Day By Day

Thursday, February 08, 2007

The First Americans?

National Geographic reports that DNA analysis on a tooth found in a cave on an Alaskan island suggests that humans arrived in the New World relatively recently, about 15,000 years ago. Gee, seems like yesterday!

Read about it here.

Actually this is much earlier than Clovis culture, which until recently was considered to represent the "First Americans," appearing about 11,000 ybp (that's "years before present").

You always have to suspect anything that appears in National Geographic -- they always go for the most dramatic interpretation possible [sells magazines] -- but this seems solid, at least for now. There are many competing perspectives.

Actually, behind this is a major reappraisal, going on for some years now, not only of the timing of human settlement of the New World, but also how humans traveled, how they lived, and where they came from. It used to be assumed that the first humans to enter the Americas were big game hunters who pursued their prey across a temporary land bridge. Now it is generally understood that these new settlers in the Americas were coastal peoples in eastern Asia who pursued maritime prey and were capable of crossing broad stretches of water. The first migration into the Americas was thus not a land migration, but a coastal one that proceeded rapidly north to south, with inland settlement occurring much later.

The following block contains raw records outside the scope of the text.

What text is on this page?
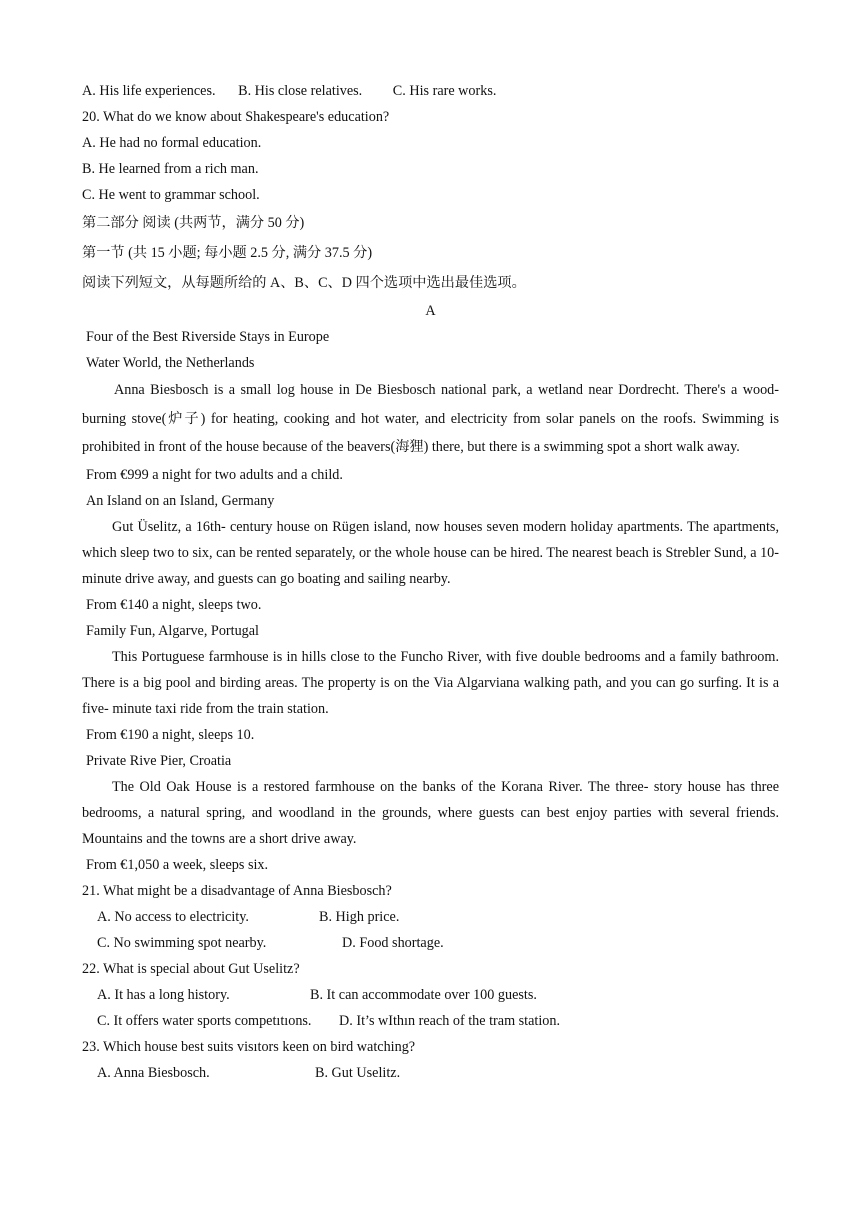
A. His life experiences. B. His close relatives. C. His rare works.
20. What do we know about Shakespeare's education?
A. He had no formal education.
B. He learned from a rich man.
C. He went to grammar school.
第二部分 阅读 (共两节，满分 50 分)
第一节 (共 15 小题; 每小题 2.5 分, 满分 37.5 分)
阅读下列短文，从每题所给的 A、B、C、D 四个选项中选出最佳选项。
A
Four of the Best Riverside Stays in Europe
Water World, the Netherlands

Anna Biesbosch is a small log house in De Biesbosch national park, a wetland near Dordrecht. There's a wood- burning stove(炉子) for heating, cooking and hot water, and electricity from solar panels on the roofs. Swimming is prohibited in front of the house because of the beavers(海狸) there, but there is a swimming spot a short walk away.

From €999 a night for two adults and a child.
An Island on an Island, Germany

Gut Üselitz, a 16th- century house on Rügen island, now houses seven modern holiday apartments. The apartments, which sleep two to six, can be rented separately, or the whole house can be hired. The nearest beach is Strebler Sund, a 10- minute drive away, and guests can go boating and sailing nearby.

From €140 a night, sleeps two.
Family Fun, Algarve, Portugal

This Portuguese farmhouse is in hills close to the Funcho River, with five double bedrooms and a family bathroom. There is a big pool and birding areas. The property is on the Via Algarviana walking path, and you can go surfing. It is a five- minute taxi ride from the train station.

From €190 a night, sleeps 10.
Private Rive Pier, Croatia

The Old Oak House is a restored farmhouse on the banks of the Korana River. The three- story house has three bedrooms, a natural spring, and woodland in the grounds, where guests can best enjoy parties with several friends. Mountains and the towns are a short drive away.

From €1,050 a week, sleeps six.
21. What might be a disadvantage of Anna Biesbosch?
A. No access to electricity.	B. High price.
C. No swimming spot nearby.	D. Food shortage.
22. What is special about Gut Uselitz?
A. It has a long history.	B. It can accommodate over 100 guests.
C. It offers water sports competıtıons. D. It’s wIthın reach of the tram station.
23. Which house best suits visıtors keen on bird watching?
A. Anna Biesbosch.	B. Gut Uselitz.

Here we have yet another example of scientific paradigms shifting -- it happens all the time. Just a few years ago the Berengian Land Walk/Clovis theory was the almost unanimous consensus position among prehistorians and all claims for other interpretations were dismissed out of hand. Scholars tied themselves into conceptual knots trying to find ways to discount contrary evidence. Now, however, a new consensus has emerged, and evidence once conventionally dismissed is now considered to be not only legitimate, but important, while other evidence, once cited as confirming the old paradigm, is now subject to critical scrutiny it had earlier escaped. In other words, what we thought we knew before the shift is quite different from what we now think we know after the shift.

As Thomas Kuhn explained in his enormously important Structure of Scientific Revolutions science normally progresses, not through the gradual accumulation on knowledge, but through periodic radical changes in interpretation [paradigm shifts]. A scientific consensus is thus not something written in stone, but a commonly agreed set of interpretations that is stubbornly defended by the scientific establishment, but can be radically changed once that establishment changes its mind and begins to accept rather than dismiss contrary evidence.

All this has some implications for the current policy debate over the environment. A consensus can change, sometimes radically and quickly. The rapid and radical nature of paradigm shifts, such as is currently taking place in the study of prehistory, should serve to caution those who would base public policy on scientific consensus.